Di Maio sembra intenzionato a votare per il processo, ma è una decisione foriera di spaccature dentro il partito di Grillo, dato che quando stavano al governo con Salvini quelli del M5s votarono, in un caso simile, contro il diritto della magistratura di processare il loro alleato. Ci sono infine, il 26 gennaio, le elezioni regionali in Emilia Romagna e in Calabria. I sondaggi dicono che, grazie anche all’offensiva delle sardine, il candidato del Pd Stefano Bonaccini – che corre tuttavia senza inalberare le insegne del suo partito – vincerà. Ma se i sondaggi avessero torto e alla fine avesse la meglio la leghista Lucia Borgonzoni, il Pd ne dedurrebbe che la sua base disapprova l’accordo con Di Maio e romperebbe l’alleanza che regge il governo. Insomma, già arrivare a febbraio, per il Conte 2, sarebbe una bella impresa.
TRA MOLTI ANNI
In prospettiva, i problemi più gravi per il Paese sono la caduta della sua capacità di produrre, la progressiva desertificazione del Mezzogiorno, il crollo demografico. Sulla sua capacità di produrre parlano chiaro gli ultimi dati: l’indice della nostra attività manifatturiera, registrato da Ihs Markit in base a un sondaggio fra i direttori acquisti, è il più basso dall’aprile 2013. Le cause sono più che note: l’afflusso di capitali esteri è sconsigliato dalle lungaggini della nostra giustizia civile, la burocrazia rende qualunque progetto – pubblico o privato – quasi impossibile da portare a termine, i giovani più attivi e più preparati preferiscono andare a rischiare all’estero piuttosto che restare in patria inattivi e sottopagati. Sullo sfondo, a livello culturale, l’avversione per il profitto e l’impresa che discendono dal pensiero marxista e da quello cattolico, il nostro perdurante familismo amorale, la corruzione, la criminalità organizzata.

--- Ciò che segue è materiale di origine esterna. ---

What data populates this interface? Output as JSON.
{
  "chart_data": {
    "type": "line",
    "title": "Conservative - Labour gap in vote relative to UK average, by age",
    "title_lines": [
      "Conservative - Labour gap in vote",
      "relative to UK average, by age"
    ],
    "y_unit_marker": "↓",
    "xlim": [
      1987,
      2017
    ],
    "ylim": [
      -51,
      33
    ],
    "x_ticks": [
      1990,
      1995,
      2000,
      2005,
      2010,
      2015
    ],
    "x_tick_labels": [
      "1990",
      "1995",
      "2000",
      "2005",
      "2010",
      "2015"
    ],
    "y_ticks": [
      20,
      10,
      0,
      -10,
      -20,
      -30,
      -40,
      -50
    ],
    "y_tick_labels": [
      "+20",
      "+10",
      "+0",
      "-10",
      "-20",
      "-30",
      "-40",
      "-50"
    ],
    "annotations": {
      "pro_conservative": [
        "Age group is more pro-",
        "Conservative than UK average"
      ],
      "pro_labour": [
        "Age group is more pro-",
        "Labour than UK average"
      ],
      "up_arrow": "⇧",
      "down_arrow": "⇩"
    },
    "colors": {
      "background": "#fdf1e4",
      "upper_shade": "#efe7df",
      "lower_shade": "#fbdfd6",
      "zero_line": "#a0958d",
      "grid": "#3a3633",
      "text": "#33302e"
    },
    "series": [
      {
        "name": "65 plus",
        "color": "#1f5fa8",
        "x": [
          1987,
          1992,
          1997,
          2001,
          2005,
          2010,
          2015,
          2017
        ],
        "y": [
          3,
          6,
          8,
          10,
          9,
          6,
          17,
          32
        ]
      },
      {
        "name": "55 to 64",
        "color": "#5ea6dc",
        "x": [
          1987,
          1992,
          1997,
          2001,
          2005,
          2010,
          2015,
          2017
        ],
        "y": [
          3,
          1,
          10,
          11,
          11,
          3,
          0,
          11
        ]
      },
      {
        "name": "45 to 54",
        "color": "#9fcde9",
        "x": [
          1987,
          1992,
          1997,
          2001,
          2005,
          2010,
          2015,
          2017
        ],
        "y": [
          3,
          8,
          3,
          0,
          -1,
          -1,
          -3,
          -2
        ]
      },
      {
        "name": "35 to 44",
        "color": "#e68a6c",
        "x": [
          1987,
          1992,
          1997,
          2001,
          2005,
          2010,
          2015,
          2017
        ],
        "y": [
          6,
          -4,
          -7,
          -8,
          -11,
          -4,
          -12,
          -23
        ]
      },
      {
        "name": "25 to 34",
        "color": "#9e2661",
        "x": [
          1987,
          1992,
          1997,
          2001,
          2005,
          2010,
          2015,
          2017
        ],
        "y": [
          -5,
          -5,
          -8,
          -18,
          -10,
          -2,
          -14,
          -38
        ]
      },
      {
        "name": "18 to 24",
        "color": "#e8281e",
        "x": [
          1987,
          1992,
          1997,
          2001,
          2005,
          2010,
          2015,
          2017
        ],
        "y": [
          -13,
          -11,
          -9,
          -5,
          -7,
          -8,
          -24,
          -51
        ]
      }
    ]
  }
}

Il Sud ha poi un Pil dimezzato rispetto al Nord, e basterebbe questo. Ma si deve poi aggiungere un fenomeno ancora più impressionante, documentato dallo Svimez: la progressiva desertificazione umana del territorio. Da qui al 2065 nel Meridione si perderà il 40 per cento della forza lavoro attiva, che in termini numerici significa 5 milioni di lavoratori in meno, con un conseguente crollo del Pil. Le aree interne hanno visto già oggi perdere 225 mila abitanti, e il trend della fuga è in crescita: dal 2000 le residenze sono calate, mancano all’appello 2 milioni di abitanti.
C’è infine la crisi demografica, un fenomeno che si può arginare solo con una massiccia accettazione di giovani migranti. Le caratteristiche del fenomeno sono note: facciamo sempre meno figli e siamo sempre più vecchi.
La cosa ha conseguenze molto gravi sul nostro benessere: nei prossimi 22 anni, secondo una ricerca della Banca d’Italia, il Pil italiano crollerà del 15%, quello individuale del 13. Il Censis aggiunge un calo della popolazione dal 2015 a oggi di 436 mila cittadini. Già nel 2041 un terzo degli italiani avrà più di 65 anni, mentre gli under 54 saranno diminuiti di 8 milioni. Tra i rimedi c’è quello di prolungare l’età lavorativa ben oltre i 67 anni della legge Fornero.
Con conseguenze sociali non trascurabili.